Artinya, “(Salah satu akhlak orang-orang saleh adalah) menyetujui pandangan ahli fiqih yang mengingkari ihwal ahli tarekat atau perintah mereka perihal sesuatu. Sementara mereka tidak dapat membangun argumentasinya kecuali dengan berpijak pada pendapatnya. Sedangkan ahli fiqih berada pada sebuah domain yang tidak diketahui selain bidangnya,” (Abdul Wahhab As-Sya’rani, Tanbihul Mughtarrin, [Semarang, Thaha Putra: tanpa tahun], halaman 48).

 


Demikian juga adabnya ketika kita menghadapi ustadz-ustadz dan orang-orang yang mengingkari keberadaan wali hidup zaman ini, wali qutub, wali autad, wali abdal, dan juga Nabi Khidhir.
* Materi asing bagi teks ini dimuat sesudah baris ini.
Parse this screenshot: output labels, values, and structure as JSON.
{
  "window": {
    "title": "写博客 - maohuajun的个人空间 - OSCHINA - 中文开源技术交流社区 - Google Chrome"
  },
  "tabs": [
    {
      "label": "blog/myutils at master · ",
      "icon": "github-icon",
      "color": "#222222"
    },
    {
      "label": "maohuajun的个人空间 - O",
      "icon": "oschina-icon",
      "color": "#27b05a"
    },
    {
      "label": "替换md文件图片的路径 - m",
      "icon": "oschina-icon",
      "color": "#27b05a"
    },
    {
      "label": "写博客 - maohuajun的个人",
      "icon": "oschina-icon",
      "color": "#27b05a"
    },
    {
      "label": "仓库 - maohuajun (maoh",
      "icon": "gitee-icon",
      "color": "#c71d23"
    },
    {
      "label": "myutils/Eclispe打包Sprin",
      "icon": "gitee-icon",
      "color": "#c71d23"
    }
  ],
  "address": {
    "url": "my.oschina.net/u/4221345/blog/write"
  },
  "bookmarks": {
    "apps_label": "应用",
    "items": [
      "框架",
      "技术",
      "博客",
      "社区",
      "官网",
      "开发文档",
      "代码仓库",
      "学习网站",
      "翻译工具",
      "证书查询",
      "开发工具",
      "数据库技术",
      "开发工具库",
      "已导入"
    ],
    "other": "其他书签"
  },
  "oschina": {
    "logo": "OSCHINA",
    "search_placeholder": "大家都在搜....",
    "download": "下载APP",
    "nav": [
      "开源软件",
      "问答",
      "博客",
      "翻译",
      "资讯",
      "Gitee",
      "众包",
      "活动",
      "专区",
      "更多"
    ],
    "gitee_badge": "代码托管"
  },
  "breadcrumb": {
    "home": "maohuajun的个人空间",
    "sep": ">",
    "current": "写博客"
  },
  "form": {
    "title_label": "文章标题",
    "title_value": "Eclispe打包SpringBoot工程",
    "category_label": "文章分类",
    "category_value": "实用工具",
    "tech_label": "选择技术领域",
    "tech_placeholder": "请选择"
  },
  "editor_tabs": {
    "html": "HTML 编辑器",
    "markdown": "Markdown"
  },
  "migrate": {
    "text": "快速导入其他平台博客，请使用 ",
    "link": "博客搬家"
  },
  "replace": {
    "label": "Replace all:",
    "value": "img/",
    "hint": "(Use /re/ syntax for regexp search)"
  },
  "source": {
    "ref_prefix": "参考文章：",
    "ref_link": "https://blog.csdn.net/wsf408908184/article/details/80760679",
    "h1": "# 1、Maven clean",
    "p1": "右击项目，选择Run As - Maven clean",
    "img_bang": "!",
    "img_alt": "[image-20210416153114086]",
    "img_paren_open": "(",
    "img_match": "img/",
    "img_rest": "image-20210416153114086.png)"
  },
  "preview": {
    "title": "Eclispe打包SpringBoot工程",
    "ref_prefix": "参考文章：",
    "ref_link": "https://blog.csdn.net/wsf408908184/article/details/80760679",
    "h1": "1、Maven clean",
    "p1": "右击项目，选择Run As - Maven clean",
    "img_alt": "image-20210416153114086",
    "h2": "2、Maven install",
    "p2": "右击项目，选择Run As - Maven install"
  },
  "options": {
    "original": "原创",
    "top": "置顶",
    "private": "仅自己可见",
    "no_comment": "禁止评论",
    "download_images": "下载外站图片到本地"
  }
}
Sebagian dari mereka berasusmsi bahwa eranya para wali sudah selesai. Sedangkan sebagian lainnya beranggapan, para wali memang tidak ada karena semua cerita itu adalah dongeng yang mengada-ada.


فإذا قال إن القطب مثلا أو البدل أو الوتد لا حقيقة له فقل له نعم واقصد بذالك أنه ليس له حقيقة عنده وإذا قال الأولياء قد انقرضوا ولم يبق منهم أحد فقل له صدقت أي على معتقده هو وكذا إن قال الخضر لا وجود له فقل له نعم


Artinya, “Bila ahli fiqih mengatakan, ‘Sungguh, wali quthub, wali abdal, atau wali autad misalnya itu tidak memiliki hakikat,’ jawablah, ‘Benar,’ tetapi niatkan bahwa ‘kebenaran’ itu berlaku menurutnya. Jika ahli fiqih itu mengatakan, ‘Era para wali sudah selesai. Sekarang tidak ada lagi wali Allah,’ maka jawablah ‘Pak ustadz benar,’ maksudnya benar menurut keyakinannya. Demikian juga ketika ahli fiqih mengatakan, ‘Nabi Khidhir tidak ada,’ jawablah ‘Benar,’” (As-Sya’rani: 48).


Dalam hal ini, kita dituntut untuk membenarkan mereka bahwa kebenaran itu adalah kebenaran menurut ukuran dan wawasan orang yang mengatakannya (dalam hal ini pengingkaran atas keberadaan para wali Allah). Demikian adab-adab salafus saleh dan sufi-sufi terdahulu ketika berhadapan dengan kelompok yang mengingkari dunia hakikat. Wallahu a’lam. (Alhafiz Kurniawan)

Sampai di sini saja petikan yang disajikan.